A San Francisco network administrator who refused to provide his boss the passwords to the city's FiberWAN was finally charged on Tuesday after a six month trial. The court charged 45-year-old Terry Childs with one felony count of denying computer services, and could face a maximum of five years in prison.
Childs refused to provide Richard Robinson--the chief operations officer for San Francisco's Department of Technology and Information Services--the required information, thus leaving the city without administrative control over the FiberWAN for a period of 12 days. The city was unable to retrieve emails, access the payroll, police records, search for information on jailed inmates, or perform other city network tasks.
During the trial, Childs' lawyers said "that he was a buttoned-down, security-obsessed administrator who believed he was simply doing his job." According to Computerworld, the jury didn't buy the argument, with one jurist saying after the trial that "being able to administer the FiberWAN services themselves is a service."

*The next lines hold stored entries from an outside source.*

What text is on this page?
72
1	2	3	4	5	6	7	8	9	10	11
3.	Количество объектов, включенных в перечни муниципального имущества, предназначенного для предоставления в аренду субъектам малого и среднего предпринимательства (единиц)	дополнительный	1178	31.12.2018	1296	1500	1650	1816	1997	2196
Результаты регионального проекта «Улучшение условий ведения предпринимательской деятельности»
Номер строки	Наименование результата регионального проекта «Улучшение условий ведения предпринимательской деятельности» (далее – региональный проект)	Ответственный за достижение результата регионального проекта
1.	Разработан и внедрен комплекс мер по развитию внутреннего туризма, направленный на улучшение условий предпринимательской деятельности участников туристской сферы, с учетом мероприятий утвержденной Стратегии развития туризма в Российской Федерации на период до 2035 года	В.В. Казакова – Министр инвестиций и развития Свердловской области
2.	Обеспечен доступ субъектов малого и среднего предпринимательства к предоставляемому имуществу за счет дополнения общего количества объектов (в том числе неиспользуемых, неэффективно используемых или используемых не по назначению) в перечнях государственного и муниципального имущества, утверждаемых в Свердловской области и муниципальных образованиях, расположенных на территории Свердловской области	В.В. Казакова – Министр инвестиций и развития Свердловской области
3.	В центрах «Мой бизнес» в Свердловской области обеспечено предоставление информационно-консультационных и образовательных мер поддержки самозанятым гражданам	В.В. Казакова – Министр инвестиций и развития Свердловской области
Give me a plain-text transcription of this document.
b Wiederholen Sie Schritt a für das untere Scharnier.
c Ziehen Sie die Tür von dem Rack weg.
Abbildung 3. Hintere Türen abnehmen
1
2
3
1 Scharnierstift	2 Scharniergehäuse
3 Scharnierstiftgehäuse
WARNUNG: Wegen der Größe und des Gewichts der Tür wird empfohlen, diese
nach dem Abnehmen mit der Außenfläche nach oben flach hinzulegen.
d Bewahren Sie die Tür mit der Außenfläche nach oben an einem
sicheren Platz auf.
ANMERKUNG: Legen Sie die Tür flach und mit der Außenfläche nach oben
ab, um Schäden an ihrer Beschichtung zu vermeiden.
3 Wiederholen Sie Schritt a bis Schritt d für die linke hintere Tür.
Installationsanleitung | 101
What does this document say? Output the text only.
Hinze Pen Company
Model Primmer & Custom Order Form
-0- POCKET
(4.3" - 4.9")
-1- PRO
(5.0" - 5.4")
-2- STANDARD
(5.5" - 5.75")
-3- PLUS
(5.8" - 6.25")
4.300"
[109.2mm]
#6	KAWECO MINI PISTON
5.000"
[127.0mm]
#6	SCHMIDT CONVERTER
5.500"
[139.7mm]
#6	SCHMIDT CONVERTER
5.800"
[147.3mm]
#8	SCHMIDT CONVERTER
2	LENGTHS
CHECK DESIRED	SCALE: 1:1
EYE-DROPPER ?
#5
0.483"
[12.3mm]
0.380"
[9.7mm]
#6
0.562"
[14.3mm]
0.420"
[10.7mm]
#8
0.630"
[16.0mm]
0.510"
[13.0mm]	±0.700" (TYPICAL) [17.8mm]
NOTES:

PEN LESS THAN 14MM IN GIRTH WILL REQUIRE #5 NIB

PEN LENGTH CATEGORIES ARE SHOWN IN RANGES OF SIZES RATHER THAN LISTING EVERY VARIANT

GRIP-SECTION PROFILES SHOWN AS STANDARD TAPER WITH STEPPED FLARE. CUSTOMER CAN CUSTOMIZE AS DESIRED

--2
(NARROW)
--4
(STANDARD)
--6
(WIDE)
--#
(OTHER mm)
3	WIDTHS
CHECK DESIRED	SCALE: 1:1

Wired reports that--when arrested back in July 2008--Childs' $5 million bail was set five times higher then most murder defendants' because the city was afraid he'd jump back onto the network, lock up the system, and erase the city's records. Assistant District Attorney Conrad del Rosario said that the city spent around $900,000 to "clean up the mess" caused by Child's alleged denial of service (which is against the law in California), however he didn't elaborate on the actual damages.